Zipf’s Law: Why You Should Care About Uncommon Long Tail Search Terms

January 20, 2016

6:00 pm

There’s a very short and simple answer: because there are a ton of them. Google itself said that never-before-seen queries accounted for about 15 percent of all searches. These and other phrases make up something called the ‘long tail’.

In late October, Google announced their latest ranking tool, a machine learning algorithm known as RankBrain. They also publicly stated that RankBrain is the third most important ranking factor and has been for a few months now (although they won’t confirm what number 1 and number 2 are, the search science community has opinions: namely, links & content quality).

What RankBrain does

RankBrain’s central theme seems to be figuring out what searchers want when they use an unusual turn of phrase. We have one confirmed example of a query where RankBrain is the star, and that’s “what’s the title of the consumer at the highest level of a food chain”. The answer is ‘predator’, but Google has to figure relevant answers out without knowing the word the searcher really wants. Hence the machine learning (or in other words, the artificial intelligence).

Bill Slawski of Go Fish Digital went back to Google’s patents to find out more. He suggests ‘New York Times puzzle’ (looking for the NYT crossword) as another example. It’s a less common way of asking for the same thing.

Understanding the Long Tail

RankBrain is not just about never-before seen queries, although some rough math shows that those amount to a substantial chunk of a very large cake. The cake is as big as 40,000 search queries per second or 3.5 billion per day. And that’s just on Google, which gets about 67% of the global market. Scaling up gives us roughly 5.2 billion searches per day across all engines worldwide with about 780 million of those new and unique.

With RankBrain it’s clear that Google is thinking hard about how to serve better results for rarer search terms, but to understand how important they really are we need a little more math.

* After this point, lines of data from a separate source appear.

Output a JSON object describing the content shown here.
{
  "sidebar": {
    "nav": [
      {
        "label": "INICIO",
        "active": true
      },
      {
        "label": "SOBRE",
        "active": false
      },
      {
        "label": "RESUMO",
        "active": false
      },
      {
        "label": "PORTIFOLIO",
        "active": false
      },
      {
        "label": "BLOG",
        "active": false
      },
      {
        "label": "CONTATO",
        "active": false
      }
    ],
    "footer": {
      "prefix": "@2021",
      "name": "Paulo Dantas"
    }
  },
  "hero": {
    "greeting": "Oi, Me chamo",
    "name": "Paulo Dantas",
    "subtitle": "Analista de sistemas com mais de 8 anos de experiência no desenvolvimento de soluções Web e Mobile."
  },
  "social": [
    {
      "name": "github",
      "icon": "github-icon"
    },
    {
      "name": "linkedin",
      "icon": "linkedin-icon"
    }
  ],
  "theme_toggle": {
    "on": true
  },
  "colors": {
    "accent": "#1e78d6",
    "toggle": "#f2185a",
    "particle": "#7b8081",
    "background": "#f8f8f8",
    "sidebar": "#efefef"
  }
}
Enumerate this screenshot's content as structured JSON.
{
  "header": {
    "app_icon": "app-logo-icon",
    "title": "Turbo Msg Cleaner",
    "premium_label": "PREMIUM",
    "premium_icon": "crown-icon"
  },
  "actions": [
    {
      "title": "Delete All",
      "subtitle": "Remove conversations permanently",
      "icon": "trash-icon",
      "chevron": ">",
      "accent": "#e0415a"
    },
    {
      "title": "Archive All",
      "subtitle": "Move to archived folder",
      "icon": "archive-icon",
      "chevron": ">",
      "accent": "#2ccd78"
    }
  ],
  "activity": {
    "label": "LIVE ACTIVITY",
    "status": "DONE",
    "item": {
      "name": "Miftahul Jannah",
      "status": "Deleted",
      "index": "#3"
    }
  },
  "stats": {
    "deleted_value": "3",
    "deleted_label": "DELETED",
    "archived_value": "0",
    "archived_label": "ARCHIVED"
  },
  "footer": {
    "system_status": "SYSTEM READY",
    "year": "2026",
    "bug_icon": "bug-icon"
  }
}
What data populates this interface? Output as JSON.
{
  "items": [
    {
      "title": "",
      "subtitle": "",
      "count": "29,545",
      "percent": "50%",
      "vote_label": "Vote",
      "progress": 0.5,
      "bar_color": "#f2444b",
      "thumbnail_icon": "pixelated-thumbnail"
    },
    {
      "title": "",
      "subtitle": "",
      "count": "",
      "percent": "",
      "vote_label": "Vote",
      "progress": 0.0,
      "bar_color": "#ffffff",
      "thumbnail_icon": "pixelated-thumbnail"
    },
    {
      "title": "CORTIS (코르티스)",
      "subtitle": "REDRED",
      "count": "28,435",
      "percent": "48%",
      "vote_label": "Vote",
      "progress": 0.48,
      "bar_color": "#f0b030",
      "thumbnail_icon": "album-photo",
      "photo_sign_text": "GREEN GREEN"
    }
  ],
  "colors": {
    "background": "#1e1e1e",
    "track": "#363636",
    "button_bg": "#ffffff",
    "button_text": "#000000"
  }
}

It’s very tempting to think that for your business a few huge search queries (or keywords) eat up most of the volume but that’s not the case. Nor are query frequencies random and messy. The distribution of keywords searchers use conforms very nicely to what is called a power law. In fact, it conforms to a very special but very common case of power laws, called Zip’s Law.

Zipf’s Law

First let’s rank our search phrases from most to least popular. Zipf’s Law means that the second most common phrase, the one with rank #2, will be have ½ the frequency of the most popular. The third most popular, the one with rank #3, will have 1/3, and so on.

There’s a big difference between 1 and 1/2, but 1/100 and 1/101 are pretty similar (0.0100 and 0.0099). The 101st most popular search term is only slightly less popular than the 100th. That makes sense if there are a lot of the less popular terms, each with a roughly similar share.  The plot below shows a snippet of keyword rank and frequency data from a small business pest control company, It shows that characteristic, smooth distribution with many, less frequent keywords.

keyword rank versus

In this case unique and never-before seen keywords (those with frequency = 1) make up well over a whopping 50 percent of the sample. In fact, for almost all clients, we find that for every 1,000 organic keyword driven sessions, there will be roughly 500 distinct keywords!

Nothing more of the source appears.